Matthias Weckmann, à la droite de Bach

par

Matthias Weckmann (1616-1674)
Intégrale de l’œuvre pour orgue
Bernard Foccroulle, orgue
2 CD – 2014 – DDD – 134'24'' – Textes de présentation en anglais, français, allemand – Ricercar RIC 348

On connaît Buxtehude comme prédécesseur de Bach, mais qu'en est-il de la génération qui précède Buxtehude ? L'organiste Bernard Foccroulle, directeur de la Monnaie pendant de nombreuses années, apporte une réponse avec cette intégrale consacrée à Matthias Weckmann, célèbre musicien qui fut totalement oublié à partir du 18ème siècle. Il serait facile de voir en Weckmann un obscur précurseur à l'intérêt purement musicologique, mais, passé le stade de la curiosité, on prend un réel plaisir à écouter sa musique. A l'instar de Bach, il a laissé une œuvre si aboutie qu'elle offre une infinité de niveaux de lecture : harmonie, contrepoint, rythme, sens de la registration, symboliques religieuses...
Né en Thuringe en 1616, Weckmann reçut l’enseignement des plus grands musiciens allemands de son temps : Schütz, J. Praetorius et Scheidemann.

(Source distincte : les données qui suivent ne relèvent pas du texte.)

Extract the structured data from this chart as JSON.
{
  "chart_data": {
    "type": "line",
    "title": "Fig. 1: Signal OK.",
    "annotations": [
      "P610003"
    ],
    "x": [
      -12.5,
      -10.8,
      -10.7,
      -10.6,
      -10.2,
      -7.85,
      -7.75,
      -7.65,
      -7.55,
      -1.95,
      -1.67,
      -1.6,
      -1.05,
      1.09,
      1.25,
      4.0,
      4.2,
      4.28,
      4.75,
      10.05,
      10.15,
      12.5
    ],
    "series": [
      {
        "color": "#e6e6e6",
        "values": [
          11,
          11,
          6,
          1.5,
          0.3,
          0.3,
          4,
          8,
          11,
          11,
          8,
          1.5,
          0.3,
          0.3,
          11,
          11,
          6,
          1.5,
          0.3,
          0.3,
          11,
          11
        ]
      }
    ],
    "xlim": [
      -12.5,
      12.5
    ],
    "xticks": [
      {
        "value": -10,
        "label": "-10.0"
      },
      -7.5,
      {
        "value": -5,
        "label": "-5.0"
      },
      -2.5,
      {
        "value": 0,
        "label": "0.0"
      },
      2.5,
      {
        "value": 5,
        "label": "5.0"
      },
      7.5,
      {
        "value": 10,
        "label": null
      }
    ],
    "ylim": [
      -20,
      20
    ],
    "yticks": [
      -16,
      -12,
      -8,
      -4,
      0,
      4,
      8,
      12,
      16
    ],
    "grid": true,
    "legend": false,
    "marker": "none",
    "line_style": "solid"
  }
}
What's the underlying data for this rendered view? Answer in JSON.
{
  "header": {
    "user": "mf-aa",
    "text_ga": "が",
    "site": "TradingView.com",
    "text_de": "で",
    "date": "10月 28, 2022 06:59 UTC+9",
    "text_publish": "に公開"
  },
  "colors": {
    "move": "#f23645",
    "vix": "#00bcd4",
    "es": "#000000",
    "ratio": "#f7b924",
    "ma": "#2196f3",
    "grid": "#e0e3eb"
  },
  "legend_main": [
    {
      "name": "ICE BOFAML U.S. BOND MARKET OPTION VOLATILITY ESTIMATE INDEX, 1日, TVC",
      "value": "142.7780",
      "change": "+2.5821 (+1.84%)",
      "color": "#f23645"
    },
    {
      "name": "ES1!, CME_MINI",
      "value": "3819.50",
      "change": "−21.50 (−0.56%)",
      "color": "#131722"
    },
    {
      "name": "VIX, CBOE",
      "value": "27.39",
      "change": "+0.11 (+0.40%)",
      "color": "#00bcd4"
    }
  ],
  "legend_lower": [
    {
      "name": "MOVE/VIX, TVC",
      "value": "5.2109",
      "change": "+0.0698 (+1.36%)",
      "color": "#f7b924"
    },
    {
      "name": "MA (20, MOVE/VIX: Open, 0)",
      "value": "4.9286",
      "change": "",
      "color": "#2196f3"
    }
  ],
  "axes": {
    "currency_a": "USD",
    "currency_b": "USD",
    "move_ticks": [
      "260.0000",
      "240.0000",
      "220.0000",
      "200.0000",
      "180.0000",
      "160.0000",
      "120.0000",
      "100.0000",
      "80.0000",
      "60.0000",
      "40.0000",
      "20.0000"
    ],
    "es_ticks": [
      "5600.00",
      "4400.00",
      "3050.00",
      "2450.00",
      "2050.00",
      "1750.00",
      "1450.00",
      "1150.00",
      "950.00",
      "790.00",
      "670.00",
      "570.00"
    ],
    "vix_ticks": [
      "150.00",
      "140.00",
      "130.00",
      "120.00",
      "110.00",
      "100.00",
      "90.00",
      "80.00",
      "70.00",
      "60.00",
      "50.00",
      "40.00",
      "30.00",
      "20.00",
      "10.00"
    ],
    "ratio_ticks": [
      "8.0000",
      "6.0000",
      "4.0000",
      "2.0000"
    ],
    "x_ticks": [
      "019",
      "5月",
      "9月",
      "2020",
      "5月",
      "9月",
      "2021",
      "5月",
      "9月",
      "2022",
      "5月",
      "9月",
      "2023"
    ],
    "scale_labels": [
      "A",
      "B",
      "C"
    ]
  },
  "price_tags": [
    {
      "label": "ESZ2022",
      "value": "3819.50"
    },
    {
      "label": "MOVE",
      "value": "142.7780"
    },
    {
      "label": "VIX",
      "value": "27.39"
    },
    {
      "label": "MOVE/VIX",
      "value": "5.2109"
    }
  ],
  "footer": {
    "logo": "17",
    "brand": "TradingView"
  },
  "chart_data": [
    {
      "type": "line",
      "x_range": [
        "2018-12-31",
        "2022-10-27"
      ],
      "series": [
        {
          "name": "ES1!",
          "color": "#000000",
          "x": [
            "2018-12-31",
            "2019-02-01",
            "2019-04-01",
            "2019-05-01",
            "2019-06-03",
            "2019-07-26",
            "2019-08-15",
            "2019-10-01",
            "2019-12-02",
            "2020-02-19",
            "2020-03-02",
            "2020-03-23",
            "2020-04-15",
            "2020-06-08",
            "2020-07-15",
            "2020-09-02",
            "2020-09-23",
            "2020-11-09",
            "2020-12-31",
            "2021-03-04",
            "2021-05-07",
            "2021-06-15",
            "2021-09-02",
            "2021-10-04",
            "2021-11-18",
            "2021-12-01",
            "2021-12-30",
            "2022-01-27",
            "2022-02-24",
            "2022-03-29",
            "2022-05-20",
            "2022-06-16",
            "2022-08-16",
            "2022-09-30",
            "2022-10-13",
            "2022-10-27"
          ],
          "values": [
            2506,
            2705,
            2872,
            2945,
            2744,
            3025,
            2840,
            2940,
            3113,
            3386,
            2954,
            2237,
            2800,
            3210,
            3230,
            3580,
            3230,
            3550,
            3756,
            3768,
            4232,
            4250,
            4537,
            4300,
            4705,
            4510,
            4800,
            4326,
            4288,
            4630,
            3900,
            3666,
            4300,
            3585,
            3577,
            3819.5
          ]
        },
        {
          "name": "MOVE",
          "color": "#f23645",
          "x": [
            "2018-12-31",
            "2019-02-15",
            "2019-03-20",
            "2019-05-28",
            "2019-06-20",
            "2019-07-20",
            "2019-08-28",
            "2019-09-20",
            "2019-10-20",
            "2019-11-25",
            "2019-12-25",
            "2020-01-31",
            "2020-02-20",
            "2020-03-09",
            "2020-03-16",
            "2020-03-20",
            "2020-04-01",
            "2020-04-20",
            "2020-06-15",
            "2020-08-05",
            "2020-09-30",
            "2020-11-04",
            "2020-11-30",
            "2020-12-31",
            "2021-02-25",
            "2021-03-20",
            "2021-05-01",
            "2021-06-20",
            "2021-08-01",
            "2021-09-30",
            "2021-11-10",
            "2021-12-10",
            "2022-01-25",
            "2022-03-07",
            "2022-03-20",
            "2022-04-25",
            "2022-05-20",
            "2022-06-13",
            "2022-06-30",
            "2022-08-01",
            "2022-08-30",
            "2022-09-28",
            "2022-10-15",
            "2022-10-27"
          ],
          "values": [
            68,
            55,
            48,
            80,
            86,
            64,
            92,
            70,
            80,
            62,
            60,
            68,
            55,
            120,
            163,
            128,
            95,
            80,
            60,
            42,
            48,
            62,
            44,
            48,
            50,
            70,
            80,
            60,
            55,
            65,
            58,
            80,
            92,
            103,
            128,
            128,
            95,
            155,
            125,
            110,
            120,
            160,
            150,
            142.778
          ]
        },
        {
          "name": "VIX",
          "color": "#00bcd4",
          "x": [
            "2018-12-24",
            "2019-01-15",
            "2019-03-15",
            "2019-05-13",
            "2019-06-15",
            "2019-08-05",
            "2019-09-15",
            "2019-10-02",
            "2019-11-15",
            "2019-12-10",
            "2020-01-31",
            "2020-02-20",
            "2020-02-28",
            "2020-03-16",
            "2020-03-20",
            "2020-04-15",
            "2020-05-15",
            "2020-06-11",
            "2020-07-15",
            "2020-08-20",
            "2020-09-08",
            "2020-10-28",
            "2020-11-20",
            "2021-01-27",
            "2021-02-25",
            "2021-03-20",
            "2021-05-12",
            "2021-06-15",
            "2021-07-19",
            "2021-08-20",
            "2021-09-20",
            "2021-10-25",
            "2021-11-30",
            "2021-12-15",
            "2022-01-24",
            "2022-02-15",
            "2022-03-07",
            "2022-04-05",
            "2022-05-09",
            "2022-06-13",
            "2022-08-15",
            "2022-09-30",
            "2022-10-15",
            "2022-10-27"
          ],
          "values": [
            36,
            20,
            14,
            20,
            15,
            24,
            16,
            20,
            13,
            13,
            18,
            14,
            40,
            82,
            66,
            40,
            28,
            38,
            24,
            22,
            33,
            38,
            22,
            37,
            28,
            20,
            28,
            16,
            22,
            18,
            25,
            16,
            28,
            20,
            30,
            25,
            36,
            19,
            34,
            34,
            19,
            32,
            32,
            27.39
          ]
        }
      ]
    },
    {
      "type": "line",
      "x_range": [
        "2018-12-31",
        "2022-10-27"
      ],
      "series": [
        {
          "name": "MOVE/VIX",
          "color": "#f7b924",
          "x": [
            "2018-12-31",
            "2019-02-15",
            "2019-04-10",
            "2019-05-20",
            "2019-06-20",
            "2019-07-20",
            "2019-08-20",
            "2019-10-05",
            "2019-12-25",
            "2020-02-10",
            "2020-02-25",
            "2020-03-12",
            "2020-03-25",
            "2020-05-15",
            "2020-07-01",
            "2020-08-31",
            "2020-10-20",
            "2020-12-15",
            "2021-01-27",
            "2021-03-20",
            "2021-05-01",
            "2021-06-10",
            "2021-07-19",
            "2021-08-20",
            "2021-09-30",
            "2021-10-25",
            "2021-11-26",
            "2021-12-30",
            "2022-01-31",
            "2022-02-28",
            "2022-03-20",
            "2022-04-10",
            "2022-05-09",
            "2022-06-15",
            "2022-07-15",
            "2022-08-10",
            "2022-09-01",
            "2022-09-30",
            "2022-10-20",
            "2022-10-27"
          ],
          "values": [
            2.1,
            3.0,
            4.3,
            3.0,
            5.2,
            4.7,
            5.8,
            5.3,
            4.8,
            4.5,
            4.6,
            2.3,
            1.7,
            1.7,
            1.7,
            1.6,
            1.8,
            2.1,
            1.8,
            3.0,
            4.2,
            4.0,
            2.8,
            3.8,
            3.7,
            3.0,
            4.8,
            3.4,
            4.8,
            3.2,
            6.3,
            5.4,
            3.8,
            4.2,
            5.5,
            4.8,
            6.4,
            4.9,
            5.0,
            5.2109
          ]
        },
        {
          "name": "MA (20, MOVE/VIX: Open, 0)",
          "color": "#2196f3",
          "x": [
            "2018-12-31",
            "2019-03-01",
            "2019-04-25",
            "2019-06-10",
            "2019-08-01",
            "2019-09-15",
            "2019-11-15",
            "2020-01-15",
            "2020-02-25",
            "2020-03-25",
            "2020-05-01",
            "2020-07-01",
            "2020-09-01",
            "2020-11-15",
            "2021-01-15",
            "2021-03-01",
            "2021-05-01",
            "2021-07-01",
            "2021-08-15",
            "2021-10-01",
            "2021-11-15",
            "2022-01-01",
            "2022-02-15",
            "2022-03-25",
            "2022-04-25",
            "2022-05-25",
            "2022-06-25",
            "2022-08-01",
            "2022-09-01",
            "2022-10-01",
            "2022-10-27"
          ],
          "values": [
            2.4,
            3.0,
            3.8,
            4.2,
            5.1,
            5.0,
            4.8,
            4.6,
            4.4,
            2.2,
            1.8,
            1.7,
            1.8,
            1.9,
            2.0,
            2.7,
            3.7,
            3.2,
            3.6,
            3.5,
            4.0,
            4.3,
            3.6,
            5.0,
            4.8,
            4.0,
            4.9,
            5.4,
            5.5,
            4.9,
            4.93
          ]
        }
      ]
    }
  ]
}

Ceux-ci, bien que luthériens, étaient familiers du style italien de la Contre-Réforme, aussi Weckmann développa un langage personnel nourri de nombreuses influences. On y dénote, tradition oblige, une prédilection pour l'austérité du « contrepoint savant », agrémenté parfois de formules virtuoses et d'harmonies surprenantes ; certaines pièces (Nun freut euch, lieben Christen gmein) usent même d'un chromatisme débridé digne des clavecinistes italiens. Mais ce qui semble caractériser Weckmann, c'est son utilisation d'une grande variété de timbres à travers des registrations très typées, ce pourquoi Bernard Foccroulle a choisi de répartir les œuvres sur trois orgues différents. L'instrument de l'église Sainte-Catherine de Hambourg, avec ses sonorités profondes et équilibrées, donne leur majesté aux pièces qui l'exigent ; celui de l'église de Stade, en comparaison, est plus acide mais plus incisif ; enfin le petit orgue de Hollern, riche en jeux d'anches et de 2', est des trois le plus cristallin. Le jeu de Bernard Foccroule est parfaitement limpide, grâce à une grande maîtrise du détaché. Sa rythmique est rigoureuse, mais il n'hésite pas à faire varier légèrement la pulsation de temps à autre, pour obtenir un effet expressif (O lux beata trinitas) ou simplement souligner une harmonie. Cependant la prise de son, dans une volonté de clarifier à l'extrême l'enchevêtrement des voix, supprime toute réverbération, ce qui peut occasionner une certaine froideur... On se console avec l'excellent livret, clair et documenté, qui nous apprend beaucoup sur ce grand compositeur qu'est Weckmann.